The officer conducted a traffic stop just by Coast Range Concrete (CRC) and the occupants exited the vehicle safely. CRC employees saw what was happening and immediately came over with a hose from their works yard. Kim Van Tine was also on the highway at the time and stopped to assist. With the help of the CRC staff and Mr. Van Tine, the fire was extinguished very quickly.
“We would like to thank the CRC staff and Mr. Van Tine for their assistance,” says Corp. Jeffrey Raffle, Ashcroft RCMP. “This incident happened during a record-breaking wildfire season and could have ended very differently without their timely intervention.”
Back to school safety
Every September brings us to the “back to school” period: dreaded by students, but loved by parents.
This period is one where we, as a community, must be more aware of our children as they are travelling to or from school. We also need to talk about safety with our children so we set them up for a successful school year. Here are some tips for arriving safely:
• When walking, wear bright colours and consider adding reflective strips/lights to clothing to make your young ones visible to traffic.
• Never walk and text – this takes your attention away from what is around you and may put you at risk.
• If you are driving your wee ones to school, ensure their car seats aren’t expired, and are adjusted and installed correctly (see the Highway Patrol Unit’s “2 Cents” below).
• Drivers, this is your reminder that the speed limit in school and playground zones is 30km/hour. The community (including the Ashcroft RCMP detachment) expects everyone to drive responsibly, especially around our children.
Highway Patrol Unit’s “2 cents”
In this section, our local Ashcroft Highway Patrol unit provides comments on trends they are seeing during their enforcement duties in regards to motorists complying with the BC Motor Vehicle Act (MVA)/Regulations (MVAR).
As kids are back in school it is the opportune time to discuss child restraints/seat belts. When using a car seat or booster seat, ensure that the seat meets the Canada Motor Vehicle Safety Standards. There is also an expiration date for every child seat. Ensure this date is still valid and not expired.
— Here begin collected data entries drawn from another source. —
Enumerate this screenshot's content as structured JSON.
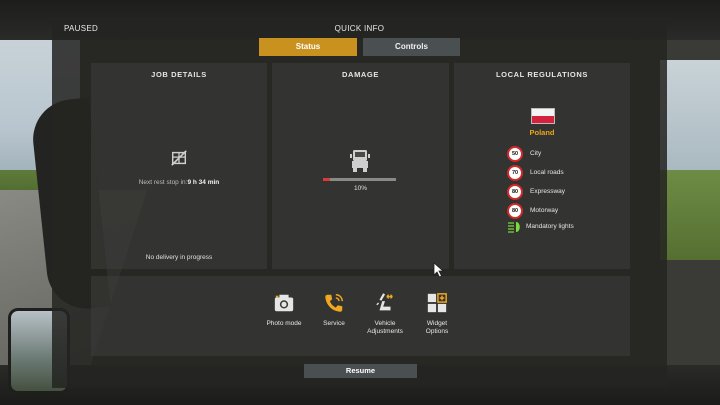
{
  "header": {
    "paused": "PAUSED",
    "title": "QUICK INFO"
  },
  "tabs": [
    {
      "label": "Status",
      "active": true
    },
    {
      "label": "Controls",
      "active": false
    }
  ],
  "job_details": {
    "title": "JOB DETAILS",
    "icon": "no-delivery-icon",
    "rest_label": "Next rest stop in:",
    "rest_value": "9 h 34 min",
    "status": "No delivery in progress"
  },
  "damage": {
    "title": "DAMAGE",
    "icon": "truck-icon",
    "percent_text": "10%",
    "fraction": 0.1,
    "bar_color": "#d93a3a"
  },
  "regulations": {
    "title": "LOCAL REGULATIONS",
    "country": "Poland",
    "flag_colors": [
      "#f4f4f4",
      "#d4213d"
    ],
    "limits": [
      {
        "value": "50",
        "label": "City"
      },
      {
        "value": "70",
        "label": "Local roads"
      },
      {
        "value": "80",
        "label": "Expressway"
      },
      {
        "value": "80",
        "label": "Motorway"
      }
    ],
    "lights_label": "Mandatory lights"
  },
  "actions": [
    {
      "label": "Photo mode",
      "icon": "camera-icon"
    },
    {
      "label": "Service",
      "icon": "phone-icon"
    },
    {
      "label": "Vehicle\nAdjustments",
      "icon": "seat-adjust-icon"
    },
    {
      "label": "Widget\nOptions",
      "icon": "widget-grid-icon"
    }
  ],
  "resume_label": "Resume",
  "colors": {
    "accent": "#c9921f",
    "inactive_tab": "#4a4f52",
    "country": "#e8a51c",
    "speed_ring": "#d02a2a"
  }
}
Lastly, ensure that the there is a “National Safety Mark” to confirm that the seat adheres to Canadian safety standards.
• Children who are 20 pounds or less are required to be in a car seat and be rear-facing.
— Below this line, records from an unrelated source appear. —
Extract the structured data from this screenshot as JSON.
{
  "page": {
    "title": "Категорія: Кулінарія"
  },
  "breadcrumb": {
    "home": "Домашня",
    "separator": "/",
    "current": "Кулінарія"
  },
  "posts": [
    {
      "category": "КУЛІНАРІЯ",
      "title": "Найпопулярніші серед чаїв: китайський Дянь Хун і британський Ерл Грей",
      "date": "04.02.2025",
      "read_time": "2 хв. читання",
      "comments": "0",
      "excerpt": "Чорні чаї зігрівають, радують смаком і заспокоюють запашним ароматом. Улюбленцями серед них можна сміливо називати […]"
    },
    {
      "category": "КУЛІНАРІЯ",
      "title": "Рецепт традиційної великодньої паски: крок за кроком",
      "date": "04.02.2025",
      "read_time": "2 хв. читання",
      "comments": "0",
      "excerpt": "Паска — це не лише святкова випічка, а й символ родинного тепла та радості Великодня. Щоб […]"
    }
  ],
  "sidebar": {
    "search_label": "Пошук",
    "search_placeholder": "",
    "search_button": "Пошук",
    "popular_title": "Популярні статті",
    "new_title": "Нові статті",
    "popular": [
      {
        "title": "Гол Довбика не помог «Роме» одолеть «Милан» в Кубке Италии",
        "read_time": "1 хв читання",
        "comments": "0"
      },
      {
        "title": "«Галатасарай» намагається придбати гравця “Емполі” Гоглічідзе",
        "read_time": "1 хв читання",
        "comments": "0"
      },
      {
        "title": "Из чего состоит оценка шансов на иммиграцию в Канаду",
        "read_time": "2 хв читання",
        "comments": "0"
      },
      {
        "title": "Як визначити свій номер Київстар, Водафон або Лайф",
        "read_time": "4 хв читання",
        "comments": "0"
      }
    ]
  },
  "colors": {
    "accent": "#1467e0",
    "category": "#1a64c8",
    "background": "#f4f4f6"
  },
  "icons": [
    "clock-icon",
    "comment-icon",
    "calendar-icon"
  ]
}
• Children who are 20-40 pounds can be front-facing, but are still required to be in a car seat.
• Children who are 40 pounds or more and up to either nine years old or 4’9” tall are required to use a booster seat.
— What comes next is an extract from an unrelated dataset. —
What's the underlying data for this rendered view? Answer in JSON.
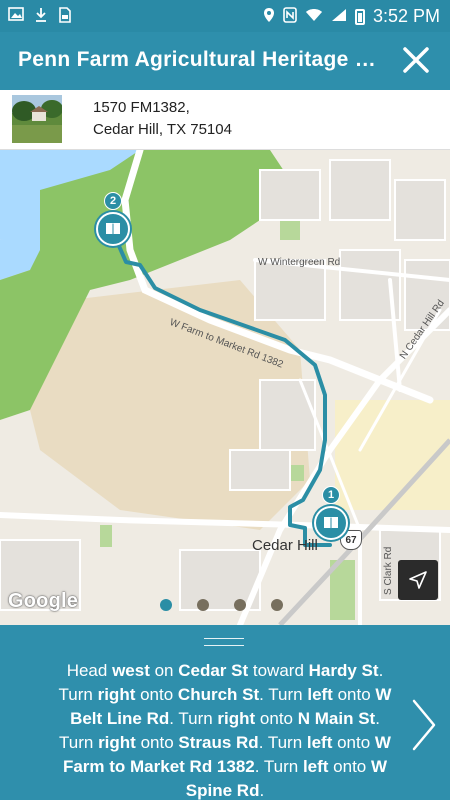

• Once a child reaches the approximate age of 12 or is 4’10” tall, they can safely be seated in a normal vehicle seat, and should be seated in the back seat with the seat belt fastened properly. This consists of the lap portion of the belt tight across both hips. If the seat is also equipped with a shoulder strap, this should be positioned across the centre of the torso with the lap portion tight across the hips.
Typically, officers observe individuals with the shoulder portion of the belt placed under the corresponding arm in their armpit area. This is not the way a seat belt is designed to be worn and can cause serious injury to the occupant. As stated in section 220 of the MVA:
“A person in a motor vehicle being driven or operated on a highway must, if the motor vehicle has properly attached to it a seat belt assembly for the seating position occupied by that person, wear the complete seat belt assembly in a properly adjusted and securely fastened manner.”
ICBC has a great video on their website regarding car seats and how to secure them correctly; you can watch it at https://bit.ly/3tU5FuW. There is significant information on this website which should be reviewed so parents/caregivers are continually educated on proper child restraint information. Under section 220(6) of the MVA, permitting a child between the ages of six and 16 to ride in a vehicle without a seat belt could result in a $167 fine. If you fail to properly restrain a child (e.g. a car seat is not properly anchored to the vehicle), this could result in a $109 fine, as per section 36.03 of the MVAR.
Please wear your seat belt. If you don’t click it, you will get a ticket.